Unlike any street-skating turning technique that I know of, you do not want any of your weight on the outside skate. Ideally you should be able to glide through a 180 degree corner with your weight fully on the inside leg and your outside skate lifted off the ground – this is one drill that we sometimes practice… it isn’t easy, but it is a wickedly brutal way to show your deficiencies in weight distribution.
Doing this accomplishes two things – (a) it allows you to easily lift your outside leg and and bring your foot around and in front of your inside leg, while (b) simultaneously allowing you to generate real underpush from your weighted inside leg. These two actions simultaneously performed make up the “crossover”.

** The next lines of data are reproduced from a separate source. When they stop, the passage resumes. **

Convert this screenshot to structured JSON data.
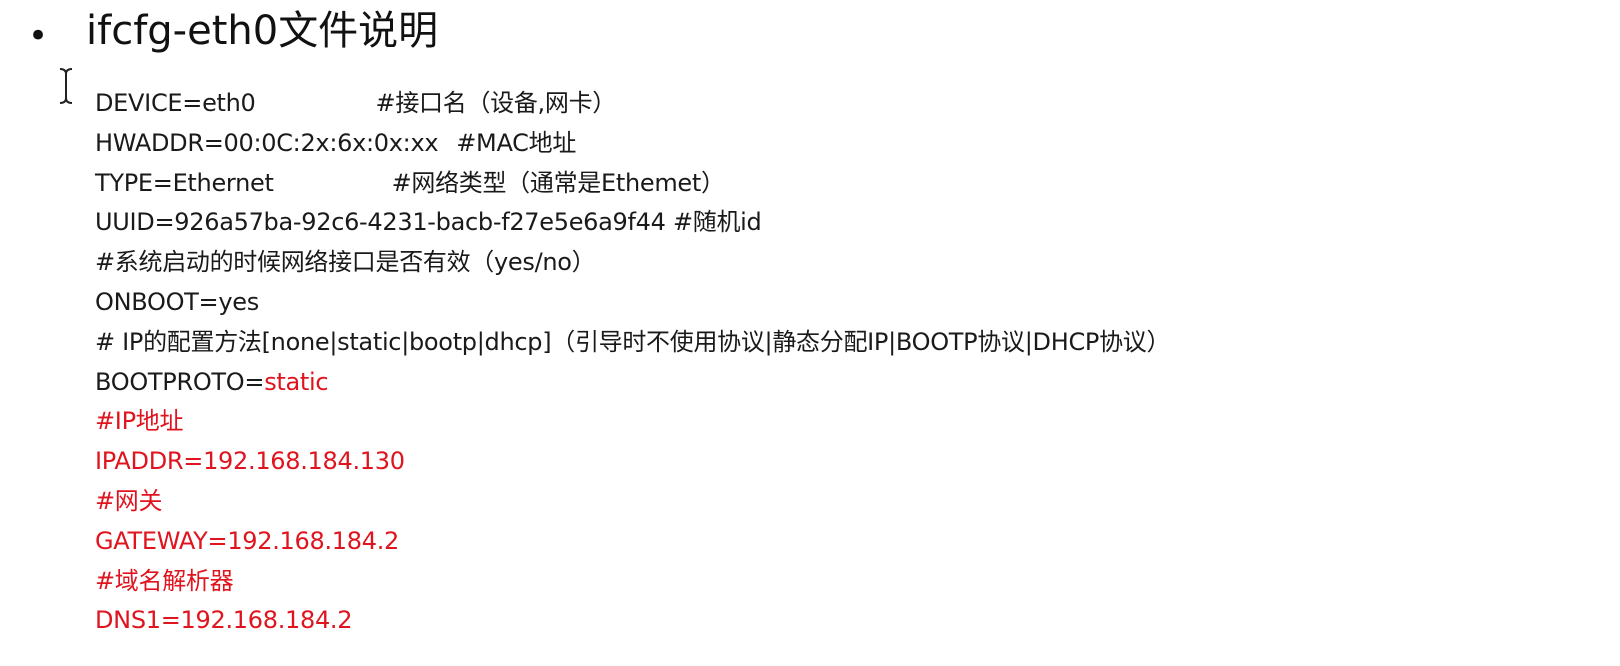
{
  "bullet": "•",
  "title": "ifcfg-eth0文件说明",
  "colors": {
    "text": "#1a1a1a",
    "highlight": "#e0141e"
  },
  "lines": {
    "device": "DEVICE=eth0",
    "device_comment": "#接口名（设备,网卡）",
    "hwaddr": "HWADDR=00:0C:2x:6x:0x:xx",
    "hwaddr_comment": "#MAC地址",
    "type": "TYPE=Ethernet",
    "type_comment": "#网络类型（通常是Ethemet）",
    "uuid": "UUID=926a57ba-92c6-4231-bacb-f27e5e6a9f44 #随机id",
    "onboot_comment": "#系统启动的时候网络接口是否有效（yes/no）",
    "onboot": "ONBOOT=yes",
    "bootproto_comment": "# IP的配置方法[none|static|bootp|dhcp]（引导时不使用协议|静态分配IP|BOOTP协议|DHCP协议）",
    "bootproto_key": "BOOTPROTO=",
    "bootproto_value": "static",
    "ipaddr_comment": "#IP地址",
    "ipaddr": "IPADDR=192.168.184.130",
    "gateway_comment": "#网关",
    "gateway": "GATEWAY=192.168.184.2",
    "dns_comment": "#域名解析器",
    "dns": "DNS1=192.168.184.2"
  }
}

If you watch pictures or video from good track or indoor skaters, whether they are crossing over going into the corner or just rolling into the corner they have their skates parallel and weight loaded on the inside supporting leg. Unlike recreational and fitness skaters, a good speed skater will never enter a corner with a gap between the rear wheel of the inside skate and the front wheel of the outside skate – it doesn’t ever happen.
A few years back when I was doing my level 1 ICP (Inline Certified Programme) course, I remember our Senior Instructor Asha saying that of the dozen-odd skating skills on which you are evaluated, the forward crossover was by far the hardest and the one on which just about everyone would drop at least half-points. How hard? Of the many hundreds (possibly thousands) of ICP instructors she has evaluated and passed, she had only ever given full marks (ie be able to perform correctly) to 3 people on their forward crossover ability, because hardly anybody is able to generate any real underpush. Imagine that… only 3 candidates ever given full marks on forward crossovers!
It may seem a straightforward exercise, but in reality the very vast majority of recreational skaters are executing a forward “stepover” rather than competent “crossover” with a workable underpush… mainly as a result of learning to skate from the “scissor” position rather than from the basic skating position. To make matters even worse, budding recreational skaters are also taught to widen the scissor at high speed. If a little is good then a lot is better – so chances are that if you’ve been paying attention like a good student then the faster you go the more you are likely to be scissoring into corner entry – not what we want at all!
So there you have it. Crossovers as done by fitness skaters vs as crossovers as done by speed skaters. While any reasonably competent fitness skaters can execute a half-assed stepover and call it a crossover, in order to execute a crossover that is worthy of the name requires a fundamental difference in approach (hence speed vs fitness) as well as a great deal of practice and precision.
However, the payoff is when you learn to do it right is that it looks absolutely beautiful… and you go faster!